Either way, if most of a dune is dune is covered with vegetation it’s unlikely to be suitable nesting habitat for Hoodies.


Rocky headlands and islands

It’s not the preferred habitat for most hoodies, but occasionally birds will nest on small rocky islands or headlands at the end of beaches.

However, while the eggs are incubated on the rocky island or headland, chicks still need to be raised on the beach - where their food is!


Sandy estuaries

Hoodies can be found around estuaries during any stage of their life. Estuaries are actually one of the most favoured habitats for breeding because they often have nice large sand spits to lay a nest on and there’s also lots of food around river mouths.

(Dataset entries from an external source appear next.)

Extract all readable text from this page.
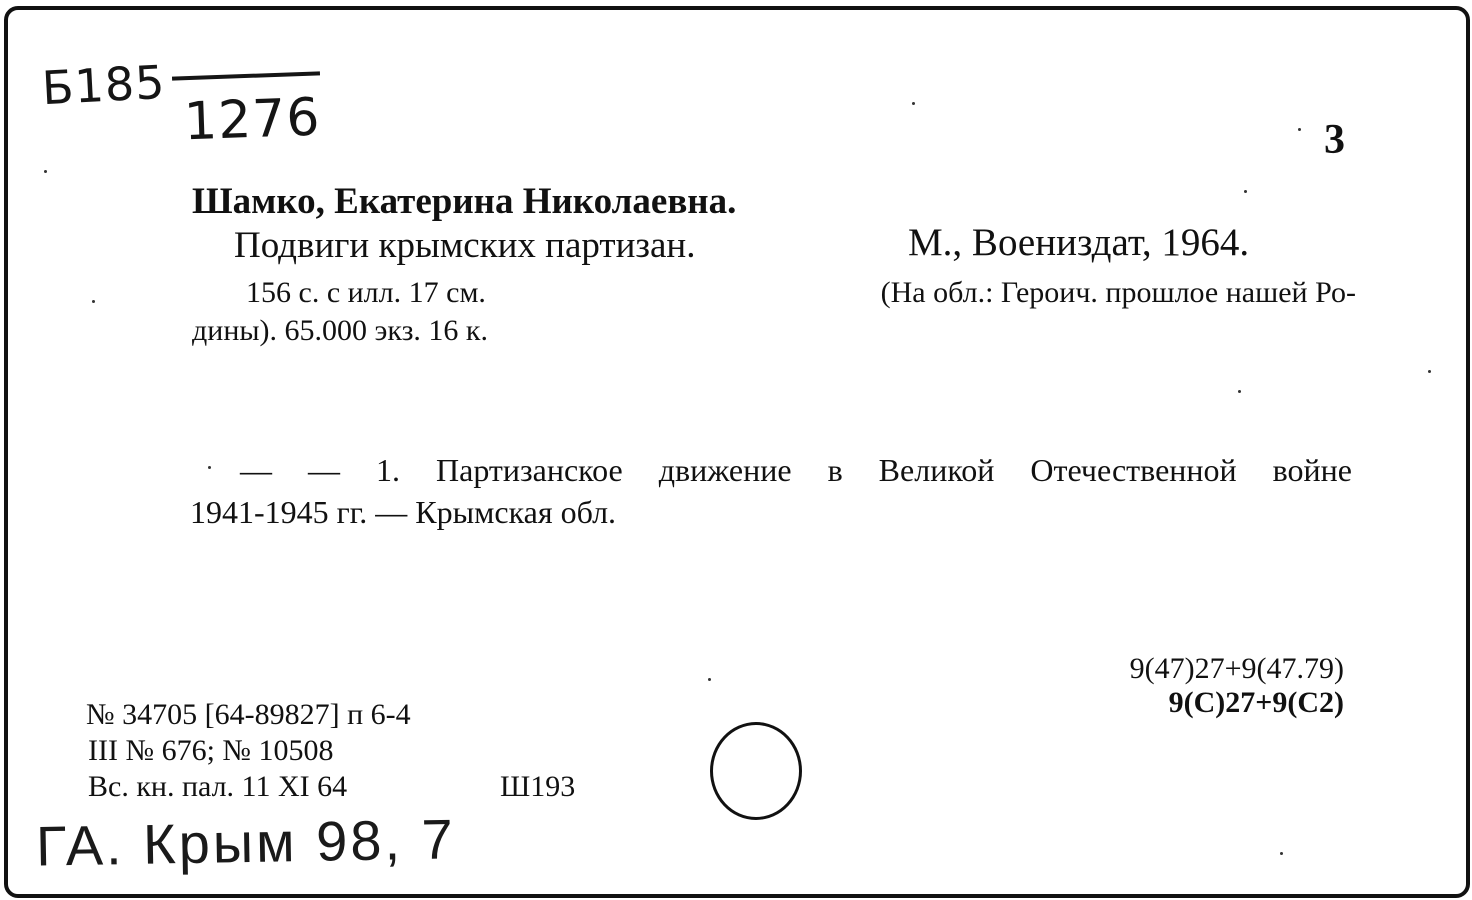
Б185
1276	3
Шамко, Екатерина Николаевна.
Подвиги крымских партизан.	М., Воениздат, 1964.
156 с. с илл. 17 см.	(На обл.: Героич. прошлое нашей Ро-
дины). 65.000 экз. 16 к.
— — 1. Партизанское движение в Великой Отечественной войне
1941-1945 гг. — Крымская обл.
9(47)27+9(47.79)
9(С)27+9(С2)
№ 34705 [64-89827] п 6-4
III № 676; № 10508
Вс. кн. пал. 11 XI 64	Ш193
ГА. Крым 98, 7
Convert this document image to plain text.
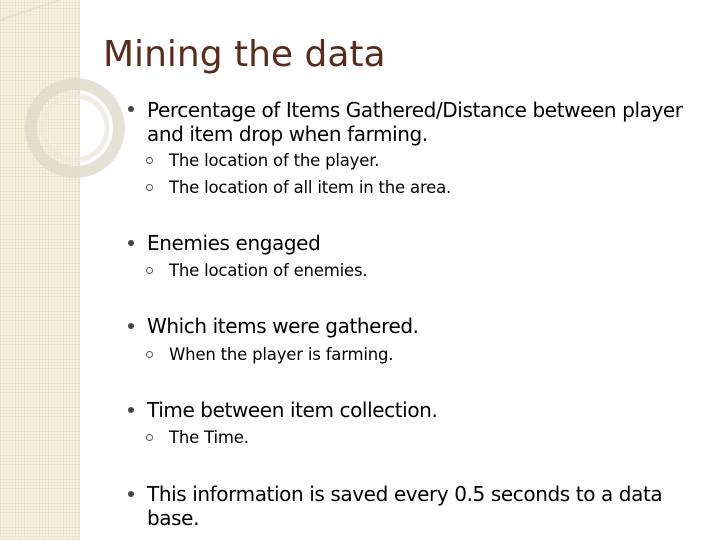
Mining the data
Percentage of Items Gathered/Distance between player and item drop when farming.
The location of the player.
The location of all item in the area.
Enemies engaged
The location of enemies.
Which items were gathered.
When the player is farming.
Time between item collection.
The Time.
This information is saved every 0.5 seconds to a data base.
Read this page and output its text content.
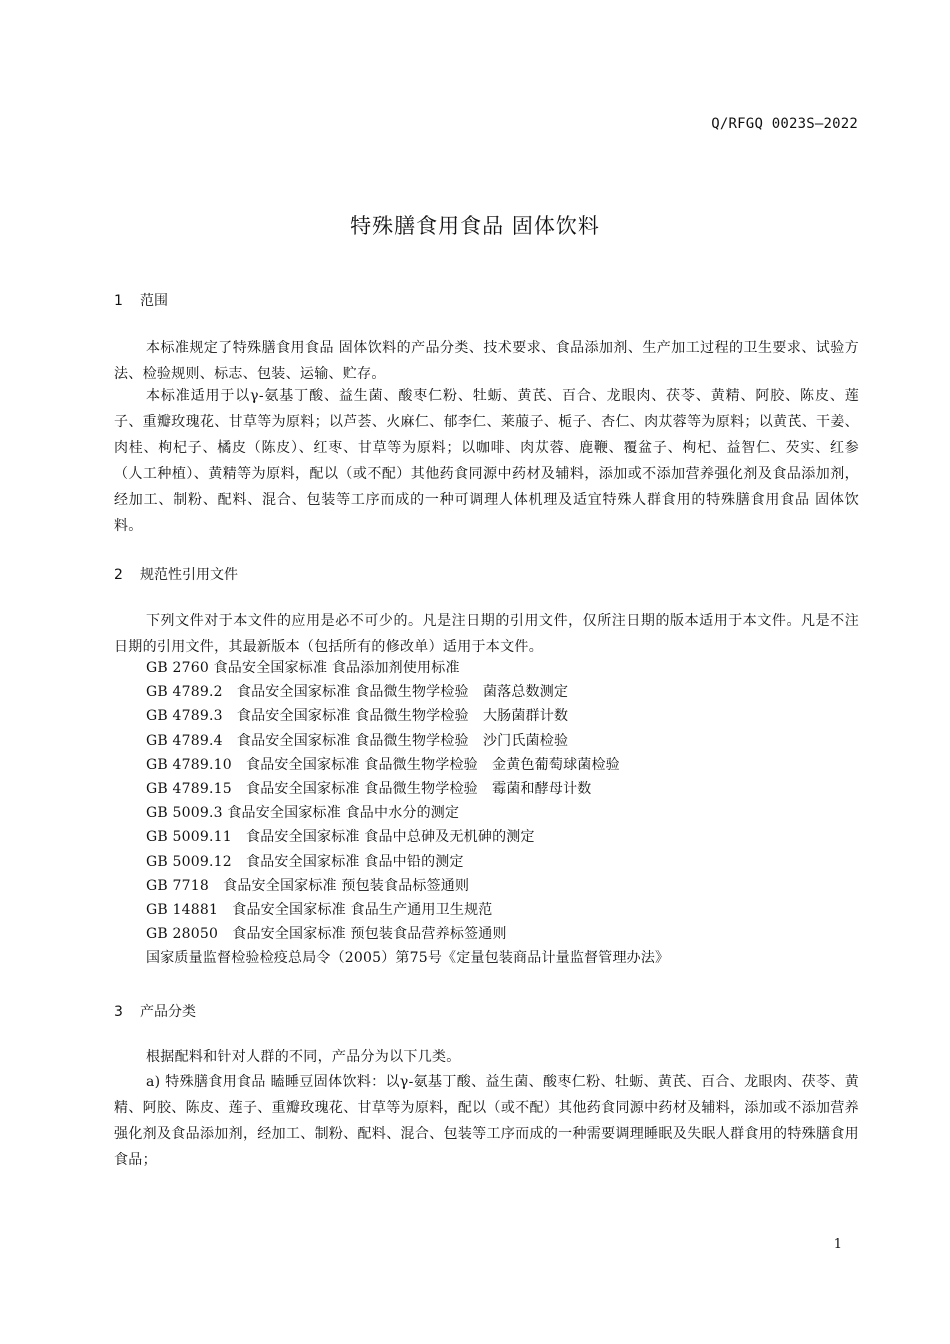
Q/RFGQ 0023S—2022
特殊膳食用食品 固体饮料
1 范围

本标准规定了特殊膳食用食品 固体饮料的产品分类、技术要求、食品添加剂、生产加工过程的卫生要求、试验方法、检验规则、标志、包装、运输、贮存。

本标准适用于以γ-氨基丁酸、益生菌、酸枣仁粉、牡蛎、黄芪、百合、龙眼肉、茯苓、黄精、阿胶、陈皮、莲子、重瓣玫瑰花、甘草等为原料；以芦荟、火麻仁、郁李仁、莱菔子、栀子、杏仁、肉苁蓉等为原料；以黄芪、干姜、肉桂、枸杞子、橘皮（陈皮）、红枣、甘草等为原料；以咖啡、肉苁蓉、鹿鞭、覆盆子、枸杞、益智仁、芡实、红参（人工种植）、黄精等为原料，配以（或不配）其他药食同源中药材及辅料，添加或不添加营养强化剂及食品添加剂，经加工、制粉、配料、混合、包装等工序而成的一种可调理人体机理及适宜特殊人群食用的特殊膳食用食品 固体饮料。

2 规范性引用文件

下列文件对于本文件的应用是必不可少的。凡是注日期的引用文件，仅所注日期的版本适用于本文件。凡是不注日期的引用文件，其最新版本（包括所有的修改单）适用于本文件。

GB 2760 食品安全国家标准 食品添加剂使用标准
GB 4789.2　食品安全国家标准 食品微生物学检验　菌落总数测定
GB 4789.3　食品安全国家标准 食品微生物学检验　大肠菌群计数
GB 4789.4　食品安全国家标准 食品微生物学检验　沙门氏菌检验
GB 4789.10　食品安全国家标准 食品微生物学检验　金黄色葡萄球菌检验
GB 4789.15　食品安全国家标准 食品微生物学检验　霉菌和酵母计数
GB 5009.3 食品安全国家标准 食品中水分的测定
GB 5009.11　食品安全国家标准 食品中总砷及无机砷的测定
GB 5009.12　食品安全国家标准 食品中铅的测定
GB 7718　食品安全国家标准 预包装食品标签通则
GB 14881　食品安全国家标准 食品生产通用卫生规范
GB 28050　食品安全国家标准 预包装食品营养标签通则
国家质量监督检验检疫总局令（2005）第75号《定量包装商品计量监督管理办法》
3 产品分类

根据配料和针对人群的不同，产品分为以下几类。

a) 特殊膳食用食品 瞌睡豆固体饮料：以γ-氨基丁酸、益生菌、酸枣仁粉、牡蛎、黄芪、百合、龙眼肉、茯苓、黄精、阿胶、陈皮、莲子、重瓣玫瑰花、甘草等为原料，配以（或不配）其他药食同源中药材及辅料，添加或不添加营养强化剂及食品添加剂，经加工、制粉、配料、混合、包装等工序而成的一种需要调理睡眠及失眠人群食用的特殊膳食用食品；

1
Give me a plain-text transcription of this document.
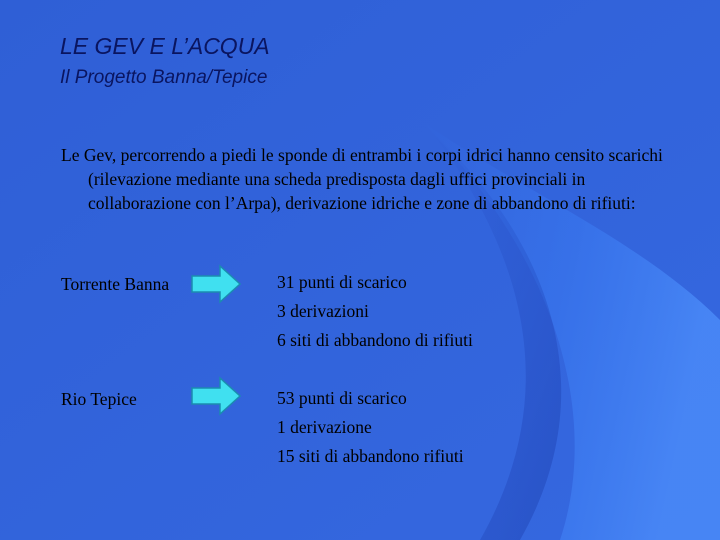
LE GEV E L’ACQUA
Il Progetto Banna/Tepice
Le Gev, percorrendo a piedi le sponde di entrambi i corpi idrici hanno censito scarichi (rilevazione mediante una scheda predisposta dagli uffici provinciali in collaborazione con l’Arpa), derivazione idriche e zone di abbandono di rifiuti:
Torrente Banna	31 punti di scarico
3 derivazioni
6 siti di abbandono di rifiuti
Rio Tepice	53 punti di scarico
1 derivazione
15 siti di abbandono rifiuti
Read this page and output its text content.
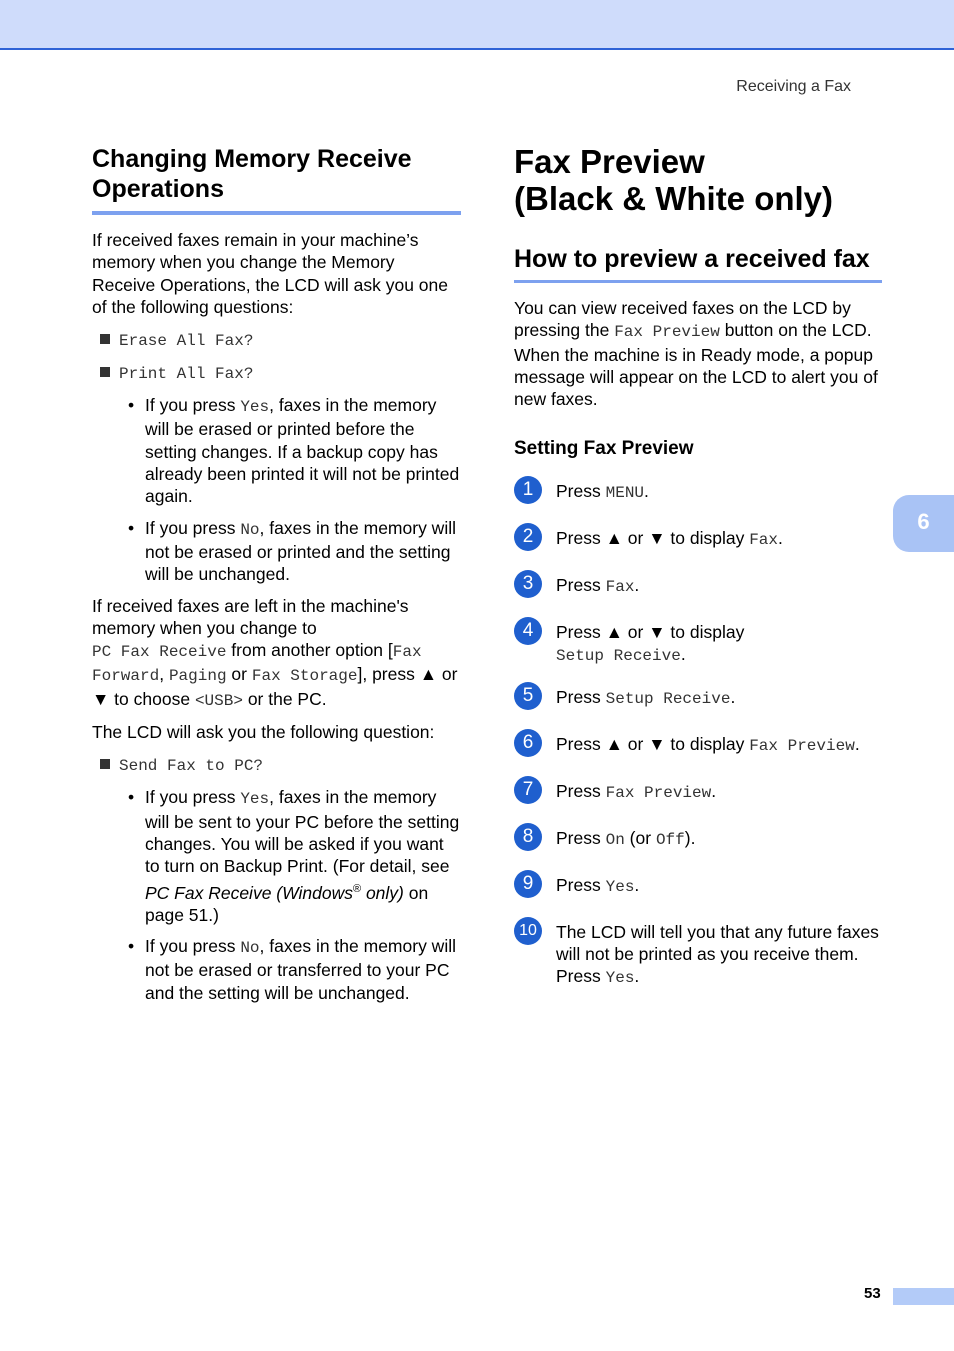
Receiving a Fax
6
Changing Memory Receive Operations

If received faxes remain in your machine’s memory when you change the Memory Receive Operations, the LCD will ask you one of the following questions:

Erase All Fax?
Print All Fax?
• If you press Yes, faxes in the memory will be erased or printed before the setting changes. If a backup copy has already been printed it will not be printed again.
• If you press No, faxes in the memory will not be erased or printed and the setting will be unchanged.

If received faxes are left in the machine's memory when you change to
PC Fax Receive from another option [Fax Forward, Paging or Fax Storage], press ▲ or ▼ to choose <USB> or the PC.

The LCD will ask you the following question:

Send Fax to PC?
• If you press Yes, faxes in the memory will be sent to your PC before the setting changes. You will be asked if you want to turn on Backup Print. (For detail, see PC Fax Receive (Windows® only) on page 51.)
• If you press No, faxes in the memory will not be erased or transferred to your PC and the setting will be unchanged.
Fax Preview
(Black & White only)
How to preview a received fax

You can view received faxes on the LCD by pressing the Fax Preview button on the LCD. When the machine is in Ready mode, a popup message will appear on the LCD to alert you of new faxes.

Setting Fax Preview
1	Press MENU.
2	Press ▲ or ▼ to display Fax.
3	Press Fax.
4	Press ▲ or ▼ to display
Setup Receive.
5	Press Setup Receive.
6	Press ▲ or ▼ to display Fax Preview.
7	Press Fax Preview.
8	Press On (or Off).
9	Press Yes.
10 The LCD will tell you that any future faxes will not be printed as you receive them.
Press Yes.
53
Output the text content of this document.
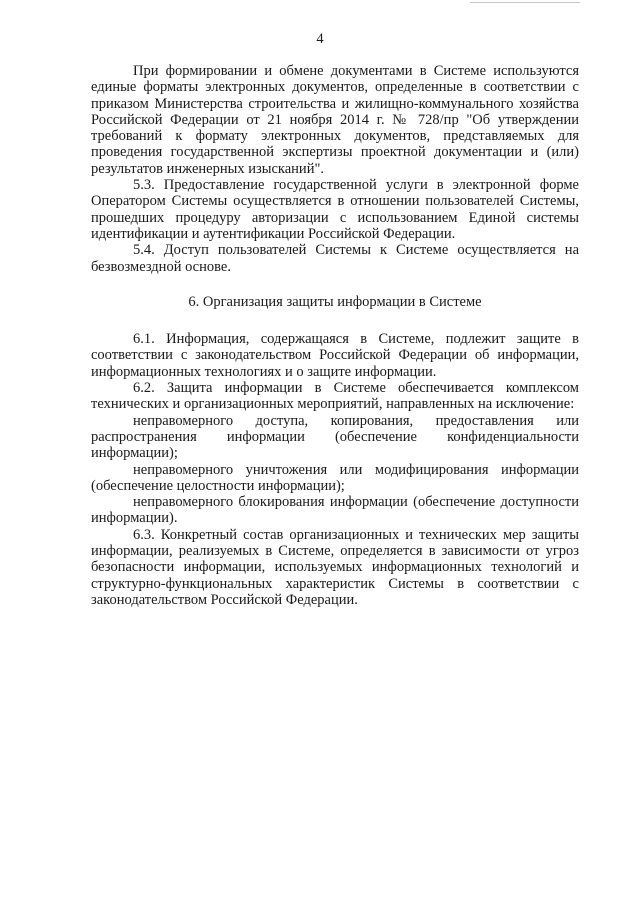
4

При формировании и обмене документами в Системе используются единые форматы электронных документов, определенные в соответствии с приказом Министерства строительства и жилищно-коммунального хозяйства Российской Федерации от 21 ноября 2014 г. № 728/пр "Об утверждении требований к формату электронных документов, представляемых для проведения государственной экспертизы проектной документации и (или) результатов инженерных изысканий".

5.3. Предоставление государственной услуги в электронной форме Оператором Системы осуществляется в отношении пользователей Системы, прошедших процедуру авторизации с использованием Единой системы идентификации и аутентификации Российской Федерации.

5.4. Доступ пользователей Системы к Системе осуществляется на безвозмездной основе.

6. Организация защиты информации в Системе

6.1. Информация, содержащаяся в Системе, подлежит защите в соответствии с законодательством Российской Федерации об информации, информационных технологиях и о защите информации.

6.2. Защита информации в Системе обеспечивается комплексом технических и организационных мероприятий, направленных на исключение:

неправомерного доступа, копирования, предоставления или распространения информации (обеспечение конфиденциальности информации);

неправомерного уничтожения или модифицирования информации (обеспечение целостности информации);

неправомерного блокирования информации (обеспечение доступности информации).

6.3. Конкретный состав организационных и технических мер защиты информации, реализуемых в Системе, определяется в зависимости от угроз безопасности информации, используемых информационных технологий и структурно-функциональных характеристик Системы в соответствии с законодательством Российской Федерации.
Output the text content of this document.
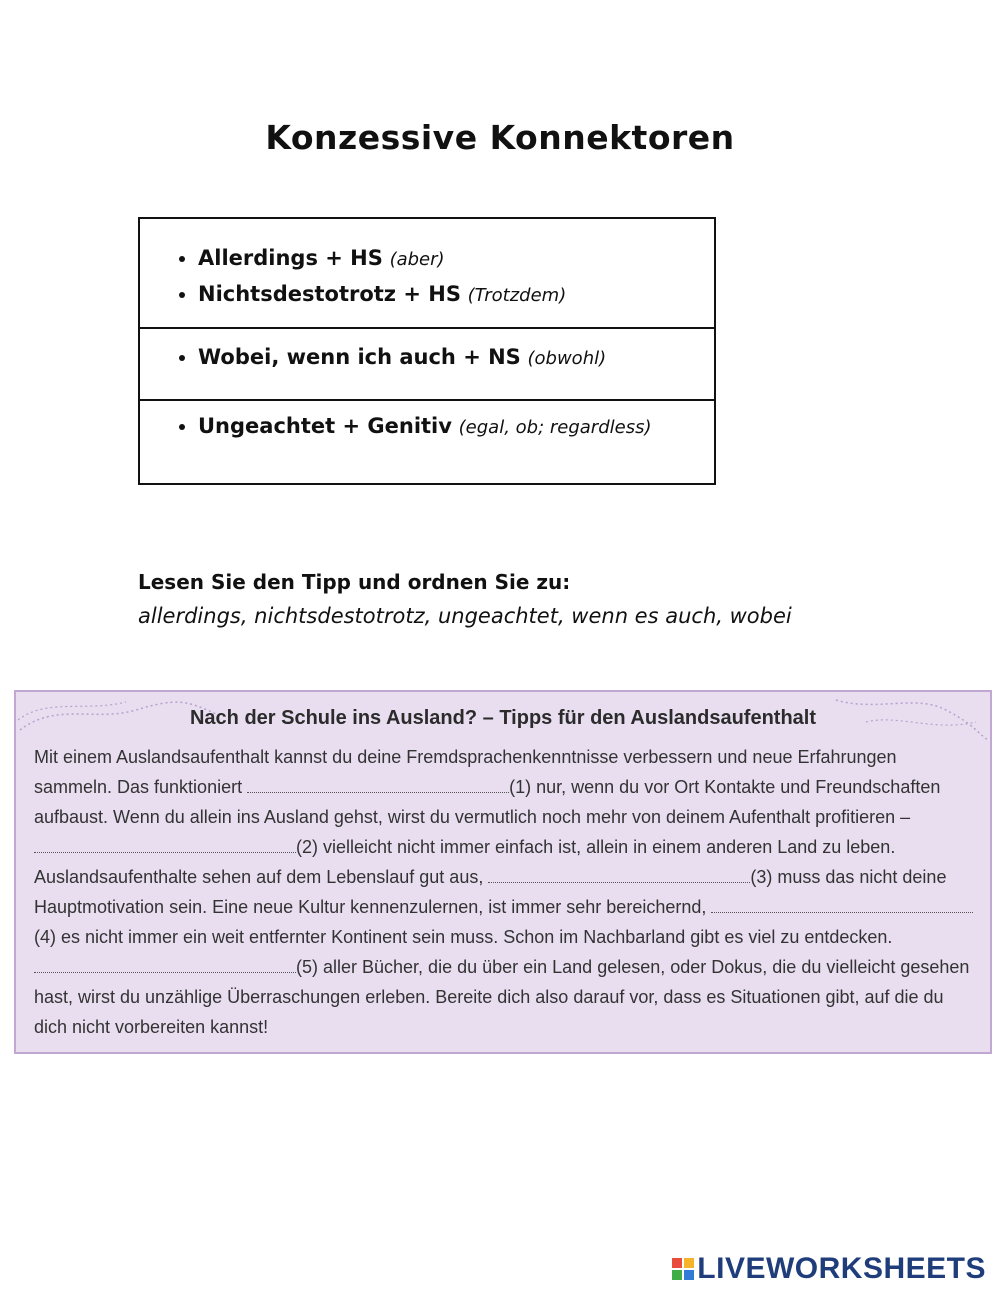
Konzessive Konnektoren
• Allerdings + HS (aber)
• Nichtsdestotrotz + HS (Trotzdem)
• Wobei, wenn ich auch + NS (obwohl)
• Ungeachtet + Genitiv (egal, ob; regardless)
Lesen Sie den Tipp und ordnen Sie zu:
allerdings, nichtsdestotrotz, ungeachtet, wenn es auch, wobei
Nach der Schule ins Ausland? – Tipps für den Auslandsaufenthalt
Mit einem Auslandsaufenthalt kannst du deine Fremdsprachenkenntnisse verbessern und neue Erfahrungen sammeln. Das funktioniert	(1) nur, wenn du vor Ort Kontakte und Freundschaften aufbaust. Wenn du allein ins Ausland gehst, wirst du vermutlich noch mehr von deinem Aufenthalt profitieren – (2) vielleicht nicht immer einfach ist, allein in einem anderen Land zu leben. Auslandsaufenthalte sehen auf dem Lebenslauf gut aus,	(3) muss das nicht deine Hauptmotivation sein. Eine neue Kultur kennenzulernen, ist immer sehr bereichernd, (4) es nicht immer ein weit entfernter Kontinent sein muss. Schon im Nachbarland gibt es viel zu entdecken. (5) aller Bücher, die du über ein Land gelesen, oder Dokus, die du vielleicht gesehen hast, wirst du unzählige Überraschungen erleben. Bereite dich also darauf vor, dass es Situationen gibt, auf die du dich nicht vorbereiten kannst!
LIVEWORKSHEETS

Because estuaries only occur where a river or stream meets the sea though, they are not that many of them along the coast.


Inland Salt Lakes (Western Hooded Plover)

Western Hooded Plovers can be found breeding in all of the aforementioned habitats; however they most frequently breed on the shores of salt lakes - both coastal and inland. Like their Eastern cousins, Western Hoodies prefer to lay nests in open areas close to the shorelines of lakes.

Inland Salt Lakes are also the places where Hoodies in the west spend most of their winters.


Coastal salt lakes

While Eastern Hoodies do not breed on coastal salt lakes, they do often feed in these areas, particularly during their non-breeding period. Sometimes large flocks can gather during winter like the group below, which were part of a 51 bird flock in south-western Victoria!


These lakes are usually part of an estuaries or are at least very close to the ocean. Eastern Hooded Plovers do not occur at Inland Salt Lakes.

What does your hoodie’s favourite nesting habitat look like?